Klee employed a tesserae-like technique in various paintings of 1925, having seen the 12th century mosaics in the Romanesque churches and palaces of the Norman kings of Sicily when he visited Palermo the previous summer. He returned to Sicily in 1931, and revived this approach in many of his compositions of 1931-1933, which the artist's son Felix Klee described as having been done in a "pointillistic, loose mosaic style" (in his commentary to Paul Klee Briefe an die Familie, II, p.1153).

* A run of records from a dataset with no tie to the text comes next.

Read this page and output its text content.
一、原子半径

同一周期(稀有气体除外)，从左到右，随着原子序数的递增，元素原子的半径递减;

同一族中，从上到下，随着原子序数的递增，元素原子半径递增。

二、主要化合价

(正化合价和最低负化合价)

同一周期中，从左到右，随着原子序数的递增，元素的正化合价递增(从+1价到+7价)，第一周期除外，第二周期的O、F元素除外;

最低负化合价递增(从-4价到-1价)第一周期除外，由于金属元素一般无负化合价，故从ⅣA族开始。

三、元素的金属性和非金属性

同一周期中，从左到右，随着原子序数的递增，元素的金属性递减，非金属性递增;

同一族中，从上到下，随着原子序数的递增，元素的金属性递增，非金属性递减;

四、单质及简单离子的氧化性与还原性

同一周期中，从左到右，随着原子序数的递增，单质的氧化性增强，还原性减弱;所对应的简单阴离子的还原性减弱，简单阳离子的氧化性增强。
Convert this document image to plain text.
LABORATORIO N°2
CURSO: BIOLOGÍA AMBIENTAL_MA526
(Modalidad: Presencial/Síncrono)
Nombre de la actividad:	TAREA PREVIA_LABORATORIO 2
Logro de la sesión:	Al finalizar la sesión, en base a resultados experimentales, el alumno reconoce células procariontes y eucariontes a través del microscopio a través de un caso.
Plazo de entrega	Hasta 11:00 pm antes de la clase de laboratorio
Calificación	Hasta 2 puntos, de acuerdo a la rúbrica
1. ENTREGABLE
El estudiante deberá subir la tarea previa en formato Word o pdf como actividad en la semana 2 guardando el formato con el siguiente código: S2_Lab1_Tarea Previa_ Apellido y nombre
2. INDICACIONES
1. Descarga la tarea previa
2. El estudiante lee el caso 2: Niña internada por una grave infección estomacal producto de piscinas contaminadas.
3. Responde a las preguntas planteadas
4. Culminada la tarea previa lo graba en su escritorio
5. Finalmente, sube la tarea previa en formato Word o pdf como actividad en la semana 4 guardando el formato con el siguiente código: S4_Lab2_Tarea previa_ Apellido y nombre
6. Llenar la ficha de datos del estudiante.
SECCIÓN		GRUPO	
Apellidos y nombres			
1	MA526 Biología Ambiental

The artist was also influenced by the Neo-Impressionist paintings of Georges Seurat, whose reputation was in the ascendant during the years following the First World War, as critics elevated him to a position vis-à-vis the avant-garde that had been previously held by Cézanne.

Klee employed this pointillistic technique in Cultivierter Berg ("Cultivated Mountain"), in which the constructive and accumulative effect of his dot- and dash-making becomes a pictorial metaphor for the processes of growth and cultivation. This image perhaps presages the finest of Klee's mosaic paintings, the well-known Gradus Ad Parnassum (Paul Klee Foundation, ed., no. 5970; coll. Kunstmuseum, Bern), which the artist painted later that year.